Janet kissed her mother, and Pierce carried her off, telling himself that she was like a flower, just as pure and natural and convincing, with no cheap tags of finery and no silly mannerisms to mar her absolute completeness. She had breed, a slim, girlish dignity, and a throat and bosom that were full of subtle and human suggestiveness.
“You look ready for conquests.”
“I——?”
He took his seat, and felt a thrill of pride in her as she slipped into her place beside him.
“I am a little frightened.”
“Of what?”
“People—everything. In a way I am defying society.”
“Dear heart, what nonsense! Well, and if we are, it’s splendid. I think you are going to cause a great sensation.”
“Don’t try to make me self-conscious, don’t, please.”
“I can’t help feeling proud of you.”
“And—and I want you to be proud of me. You won’t let them eat me up.”
“You are too convincing,” he said, looking at her with shining eyes, “a stone of
the very first water, dear.”
Hammersly, mischievous young egoist that he was, had always delighted in shocking Scarshott’s prejudices, but his heart ruled that afternoon’s adventure. The spirit of protective chivalry was aroused in him. Janet’s pride was his, and through her he felt himself at war with the crowded complacency of Sir Lionel Phelps’s “grounds.” They were late in arriving, and he led her in a state progress through the crowd, taking his homage and spreading it like a cloak under her feet. All the world could see that he was in love with her. His eyes laughed at Scarshott. He carried his head exultantly.
“Do you know, Janet, there is not a woman here to touch you.”
She looked proud, adorably happy.

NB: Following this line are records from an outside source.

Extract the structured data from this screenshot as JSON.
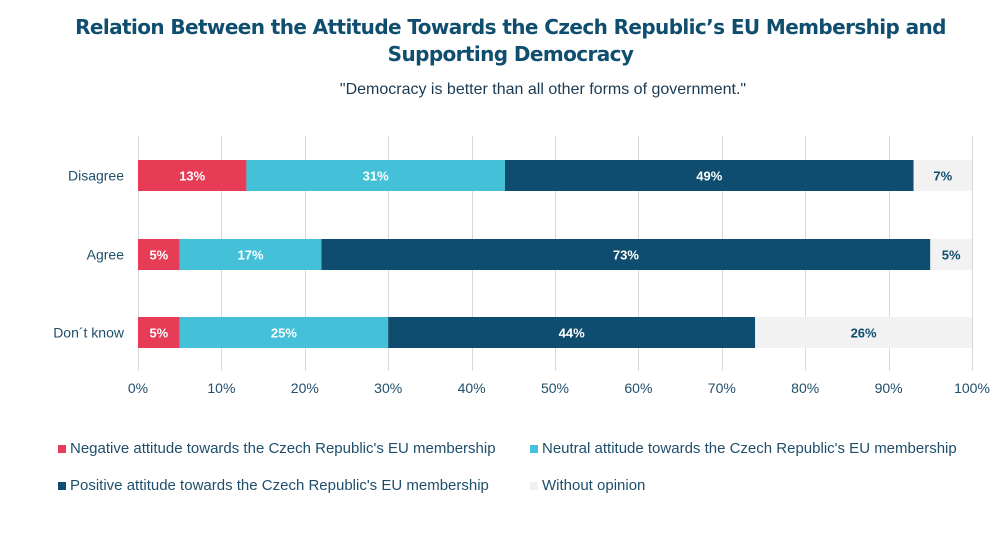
{
  "chart_data": {
    "type": "bar",
    "orientation": "horizontal",
    "stacked": true,
    "title": "Relation Between the Attitude Towards the Czech Republic’s EU Membership and Supporting Democracy",
    "title_lines": [
      "Relation Between the Attitude Towards the Czech Republic’s EU Membership and",
      "Supporting Democracy"
    ],
    "subtitle": "\"Democracy is better than all other forms of government.\"",
    "xlabel": "",
    "ylabel": "",
    "xlim": [
      0,
      100
    ],
    "x_ticks": [
      "0%",
      "10%",
      "20%",
      "30%",
      "40%",
      "50%",
      "60%",
      "70%",
      "80%",
      "90%",
      "100%"
    ],
    "x_tick_values": [
      0,
      10,
      20,
      30,
      40,
      50,
      60,
      70,
      80,
      90,
      100
    ],
    "grid": "vertical",
    "categories": [
      "Disagree",
      "Agree",
      "Don´t know"
    ],
    "series": [
      {
        "name": "Negative attitude towards the Czech Republic's EU membership",
        "color": "#e63c55",
        "label_color": "#ffffff",
        "values": [
          13,
          5,
          5
        ]
      },
      {
        "name": "Neutral attitude towards the Czech Republic's EU membership",
        "color": "#44c0d8",
        "label_color": "#ffffff",
        "values": [
          31,
          17,
          25
        ]
      },
      {
        "name": "Positive attitude towards the Czech Republic's EU membership",
        "color": "#0e4d6f",
        "label_color": "#ffffff",
        "values": [
          49,
          73,
          44
        ]
      },
      {
        "name": "Without opinion",
        "color": "#f2f2f2",
        "label_color": "#0e4d6f",
        "values": [
          7,
          5,
          26
        ]
      }
    ],
    "value_suffix": "%",
    "legend_position": "bottom",
    "legend_order": [
      0,
      1,
      2,
      3
    ]
  }
}
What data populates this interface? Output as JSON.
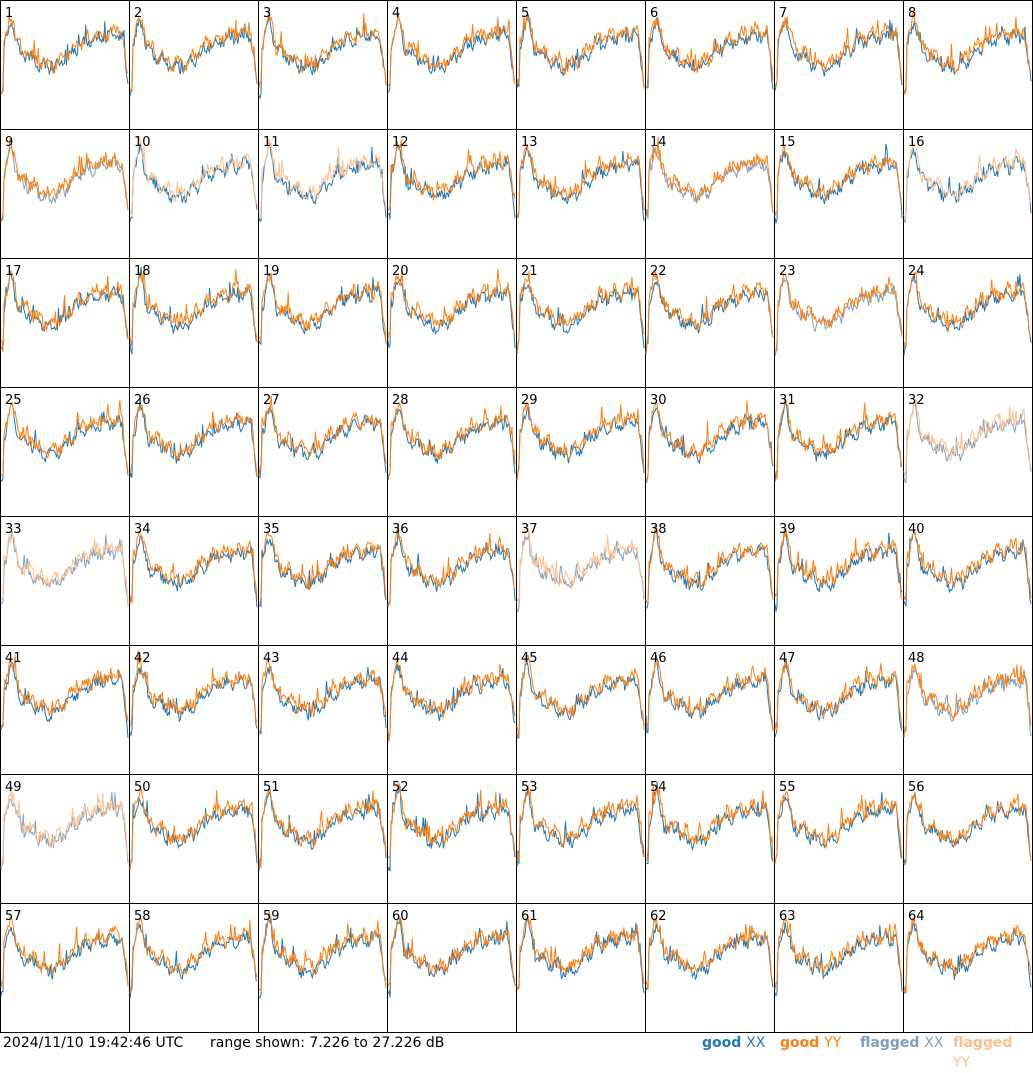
{
  "footer": {
    "timestamp": "2024/11/10 19:42:46 UTC",
    "range": "range shown: 7.226 to 27.226 dB"
  },
  "legend": [
    {
      "label": "good",
      "pol": "XX",
      "color": "#1f77b4"
    },
    {
      "label": "good",
      "pol": "YY",
      "color": "#ff7f0e"
    },
    {
      "label": "flagged",
      "pol": "XX",
      "color": "#7f9fbf"
    },
    {
      "label": "flagged",
      "pol": "YY",
      "color": "#ffbf8a"
    }
  ],
  "chart_data": {
    "type": "line",
    "grid": {
      "rows": 8,
      "cols": 8
    },
    "ylim_db": [
      7.226,
      27.226
    ],
    "panels": [
      {
        "id": "1",
        "xx": "good",
        "yy": "good"
      },
      {
        "id": "2",
        "xx": "good",
        "yy": "good"
      },
      {
        "id": "3",
        "xx": "good",
        "yy": "good"
      },
      {
        "id": "4",
        "xx": "good",
        "yy": "good"
      },
      {
        "id": "5",
        "xx": "good",
        "yy": "good"
      },
      {
        "id": "6",
        "xx": "good",
        "yy": "good"
      },
      {
        "id": "7",
        "xx": "good",
        "yy": "good"
      },
      {
        "id": "8",
        "xx": "good",
        "yy": "good"
      },
      {
        "id": "9",
        "xx": "flagged",
        "yy": "good"
      },
      {
        "id": "10",
        "xx": "good",
        "yy": "flagged"
      },
      {
        "id": "11",
        "xx": "good",
        "yy": "flagged"
      },
      {
        "id": "12",
        "xx": "good",
        "yy": "good"
      },
      {
        "id": "13",
        "xx": "good",
        "yy": "good"
      },
      {
        "id": "14",
        "xx": "flagged",
        "yy": "good"
      },
      {
        "id": "15",
        "xx": "good",
        "yy": "good"
      },
      {
        "id": "16",
        "xx": "good",
        "yy": "flagged"
      },
      {
        "id": "17",
        "xx": "good",
        "yy": "good"
      },
      {
        "id": "18",
        "xx": "good",
        "yy": "good"
      },
      {
        "id": "19",
        "xx": "good",
        "yy": "good"
      },
      {
        "id": "20",
        "xx": "good",
        "yy": "good"
      },
      {
        "id": "21",
        "xx": "good",
        "yy": "good"
      },
      {
        "id": "22",
        "xx": "good",
        "yy": "good"
      },
      {
        "id": "23",
        "xx": "flagged",
        "yy": "good"
      },
      {
        "id": "24",
        "xx": "good",
        "yy": "good"
      },
      {
        "id": "25",
        "xx": "good",
        "yy": "good"
      },
      {
        "id": "26",
        "xx": "good",
        "yy": "good"
      },
      {
        "id": "27",
        "xx": "good",
        "yy": "good"
      },
      {
        "id": "28",
        "xx": "good",
        "yy": "good"
      },
      {
        "id": "29",
        "xx": "good",
        "yy": "good"
      },
      {
        "id": "30",
        "xx": "good",
        "yy": "good"
      },
      {
        "id": "31",
        "xx": "good",
        "yy": "good"
      },
      {
        "id": "32",
        "xx": "flagged",
        "yy": "flagged"
      },
      {
        "id": "33",
        "xx": "flagged",
        "yy": "flagged"
      },
      {
        "id": "34",
        "xx": "good",
        "yy": "good"
      },
      {
        "id": "35",
        "xx": "good",
        "yy": "good"
      },
      {
        "id": "36",
        "xx": "good",
        "yy": "good"
      },
      {
        "id": "37",
        "xx": "flagged",
        "yy": "flagged"
      },
      {
        "id": "38",
        "xx": "good",
        "yy": "good"
      },
      {
        "id": "39",
        "xx": "good",
        "yy": "good"
      },
      {
        "id": "40",
        "xx": "good",
        "yy": "good"
      },
      {
        "id": "41",
        "xx": "good",
        "yy": "good"
      },
      {
        "id": "42",
        "xx": "good",
        "yy": "good"
      },
      {
        "id": "43",
        "xx": "good",
        "yy": "good"
      },
      {
        "id": "44",
        "xx": "good",
        "yy": "good"
      },
      {
        "id": "45",
        "xx": "good",
        "yy": "good"
      },
      {
        "id": "46",
        "xx": "good",
        "yy": "good"
      },
      {
        "id": "47",
        "xx": "good",
        "yy": "good"
      },
      {
        "id": "48",
        "xx": "flagged",
        "yy": "good"
      },
      {
        "id": "49",
        "xx": "flagged",
        "yy": "flagged"
      },
      {
        "id": "50",
        "xx": "good",
        "yy": "good"
      },
      {
        "id": "51",
        "xx": "good",
        "yy": "good"
      },
      {
        "id": "52",
        "xx": "good",
        "yy": "good"
      },
      {
        "id": "53",
        "xx": "good",
        "yy": "good"
      },
      {
        "id": "54",
        "xx": "good",
        "yy": "good"
      },
      {
        "id": "55",
        "xx": "good",
        "yy": "good"
      },
      {
        "id": "56",
        "xx": "good",
        "yy": "good"
      },
      {
        "id": "57",
        "xx": "good",
        "yy": "good"
      },
      {
        "id": "58",
        "xx": "good",
        "yy": "good"
      },
      {
        "id": "59",
        "xx": "good",
        "yy": "good"
      },
      {
        "id": "60",
        "xx": "good",
        "yy": "good"
      },
      {
        "id": "61",
        "xx": "good",
        "yy": "good"
      },
      {
        "id": "62",
        "xx": "good",
        "yy": "good"
      },
      {
        "id": "63",
        "xx": "good",
        "yy": "good"
      },
      {
        "id": "64",
        "xx": "good",
        "yy": "good"
      }
    ]
  }
}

He had never seen such a glowing, radiant Janet as this. She was unique, softly dominant, mysteriously graceful. Even Pierce Hammersly’s vanity had its triumph; he had created a sensation. Scarshott was astonished.

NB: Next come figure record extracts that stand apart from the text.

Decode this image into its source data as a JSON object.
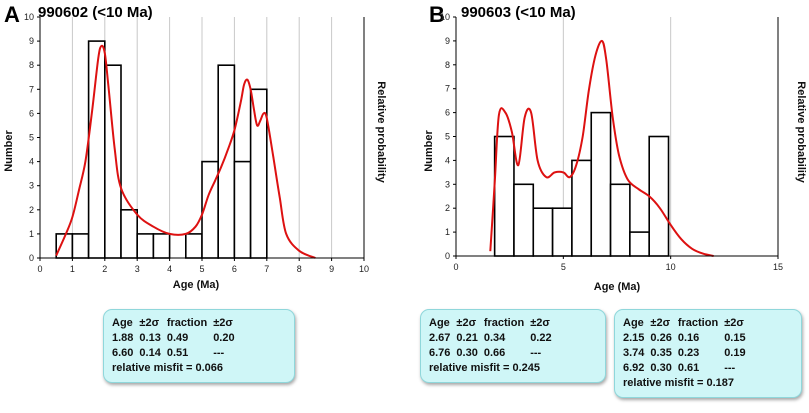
{
  "chart_data": [
    {
      "type": "bar",
      "panel_label": "A",
      "title": "990602 (<10 Ma)",
      "xlabel": "Age (Ma)",
      "ylabel": "Number",
      "y2label": "Relative probability",
      "xlim": [
        0,
        10
      ],
      "ylim": [
        0,
        10
      ],
      "xticks": [
        "0",
        "1",
        "2",
        "3",
        "4",
        "5",
        "6",
        "7",
        "8",
        "9",
        "10"
      ],
      "yticks": [
        "0",
        "1",
        "2",
        "3",
        "4",
        "5",
        "6",
        "7",
        "8",
        "9",
        "10"
      ],
      "bin_width": 0.5,
      "bins": [
        {
          "start": 0.5,
          "count": 1
        },
        {
          "start": 1.0,
          "count": 1
        },
        {
          "start": 1.5,
          "count": 9
        },
        {
          "start": 2.0,
          "count": 8
        },
        {
          "start": 2.5,
          "count": 2
        },
        {
          "start": 3.0,
          "count": 1
        },
        {
          "start": 3.5,
          "count": 1
        },
        {
          "start": 4.5,
          "count": 1
        },
        {
          "start": 5.0,
          "count": 4
        },
        {
          "start": 5.5,
          "count": 8
        },
        {
          "start": 6.0,
          "count": 4
        },
        {
          "start": 6.5,
          "count": 7
        }
      ],
      "probability_curve": {
        "color": "#dd1111",
        "x": [
          0.5,
          0.8,
          1.0,
          1.2,
          1.4,
          1.6,
          1.8,
          1.9,
          2.0,
          2.1,
          2.3,
          2.5,
          3.0,
          3.5,
          4.0,
          4.5,
          4.8,
          5.0,
          5.2,
          5.4,
          5.6,
          5.8,
          6.0,
          6.2,
          6.3,
          6.4,
          6.5,
          6.6,
          6.7,
          6.8,
          6.9,
          7.0,
          7.2,
          7.4,
          7.6,
          8.0,
          8.5
        ],
        "y": [
          0.1,
          1.0,
          1.7,
          2.8,
          4.0,
          6.0,
          8.3,
          8.8,
          8.5,
          7.3,
          4.6,
          2.9,
          1.8,
          1.3,
          1.0,
          1.0,
          1.3,
          1.8,
          2.6,
          3.2,
          3.8,
          4.5,
          5.3,
          6.5,
          7.2,
          7.4,
          7.0,
          6.2,
          5.5,
          5.7,
          6.0,
          5.8,
          4.2,
          2.5,
          1.0,
          0.3,
          0.0
        ]
      },
      "results": {
        "headers": [
          "Age",
          "±2σ",
          "fraction",
          "±2σ"
        ],
        "rows": [
          [
            "1.88",
            "0.13",
            "0.49",
            "0.20"
          ],
          [
            "6.60",
            "0.14",
            "0.51",
            "---"
          ]
        ],
        "misfit": "relative misfit = 0.066"
      }
    },
    {
      "type": "bar",
      "panel_label": "B",
      "title": "990603 (<10 Ma)",
      "xlabel": "Age (Ma)",
      "ylabel": "Number",
      "y2label": "Relative probability",
      "xlim": [
        0,
        15
      ],
      "ylim": [
        0,
        10
      ],
      "xticks": [
        "0",
        "5",
        "10",
        "15"
      ],
      "yticks": [
        "0",
        "1",
        "2",
        "3",
        "4",
        "5",
        "6",
        "7",
        "8",
        "9",
        "10"
      ],
      "bin_width": 0.9,
      "bins": [
        {
          "start": 1.8,
          "count": 5
        },
        {
          "start": 2.7,
          "count": 3
        },
        {
          "start": 3.6,
          "count": 2
        },
        {
          "start": 4.5,
          "count": 2
        },
        {
          "start": 5.4,
          "count": 4
        },
        {
          "start": 6.3,
          "count": 6
        },
        {
          "start": 7.2,
          "count": 3
        },
        {
          "start": 8.1,
          "count": 1
        },
        {
          "start": 9.0,
          "count": 5
        }
      ],
      "probability_curve": {
        "color": "#dd1111",
        "x": [
          1.6,
          1.8,
          2.0,
          2.3,
          2.6,
          2.9,
          3.2,
          3.5,
          3.8,
          4.2,
          4.6,
          5.0,
          5.3,
          5.6,
          5.9,
          6.2,
          6.5,
          6.8,
          7.0,
          7.3,
          7.6,
          8.0,
          8.5,
          9.0,
          9.5,
          10.0,
          10.5,
          11.0,
          11.5,
          12.0
        ],
        "y": [
          0.2,
          3.0,
          5.9,
          6.0,
          5.2,
          3.8,
          5.8,
          6.0,
          4.0,
          3.3,
          3.5,
          3.5,
          3.3,
          3.8,
          5.0,
          7.0,
          8.4,
          9.0,
          8.2,
          5.8,
          4.2,
          3.2,
          2.8,
          2.5,
          2.0,
          1.3,
          0.7,
          0.3,
          0.1,
          0.0
        ]
      },
      "results": [
        {
          "headers": [
            "Age",
            "±2σ",
            "fraction",
            "±2σ"
          ],
          "rows": [
            [
              "2.67",
              "0.21",
              "0.34",
              "0.22"
            ],
            [
              "6.76",
              "0.30",
              "0.66",
              "---"
            ]
          ],
          "misfit": "relative misfit = 0.245"
        },
        {
          "headers": [
            "Age",
            "±2σ",
            "fraction",
            "±2σ"
          ],
          "rows": [
            [
              "2.15",
              "0.26",
              "0.16",
              "0.15"
            ],
            [
              "3.74",
              "0.35",
              "0.23",
              "0.19"
            ],
            [
              "6.92",
              "0.30",
              "0.61",
              "---"
            ]
          ],
          "misfit": "relative misfit = 0.187"
        }
      ]
    }
  ]
}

There were secret thrills of feminine distress, and little dream romances melted into the air.
“Who’s that girl with young Hammersly?”
“Never seen her before, but she’s jolly handsome.”
“What, don’t you know! That’s Yorke’s daughter, the people who live at that new cottage.”
Pierce had been keeping a brisk look out for his father. He was not afraid of old Porteous, and he intended Janet to touch what was best in the house of Hammersly before she met his mother. For Pierce—the lover—mistrusted his own mother. Mrs. Sophia was capable of bitterly wounding Janet’s pride.
“Hallo, there’s the pater! I want to take you to him.”
He saw Janet stiffen herself.
“You’ll like him; don’t be afraid.”
Porteous Hammersly had been talking to Sir Lionel Phelps, when these two young people came to prove the metal of his manhood. They overtook him in a quiet corner of the herbaceous garden below the terrace.
“Father——”
Porteous turned on them with a faint smile and inquiring eyes.
“I’ve brought Janet—Miss Yorke. She is going to marry me—some day, and I’m a proud man, Pater. I shall want you to be kind to her.”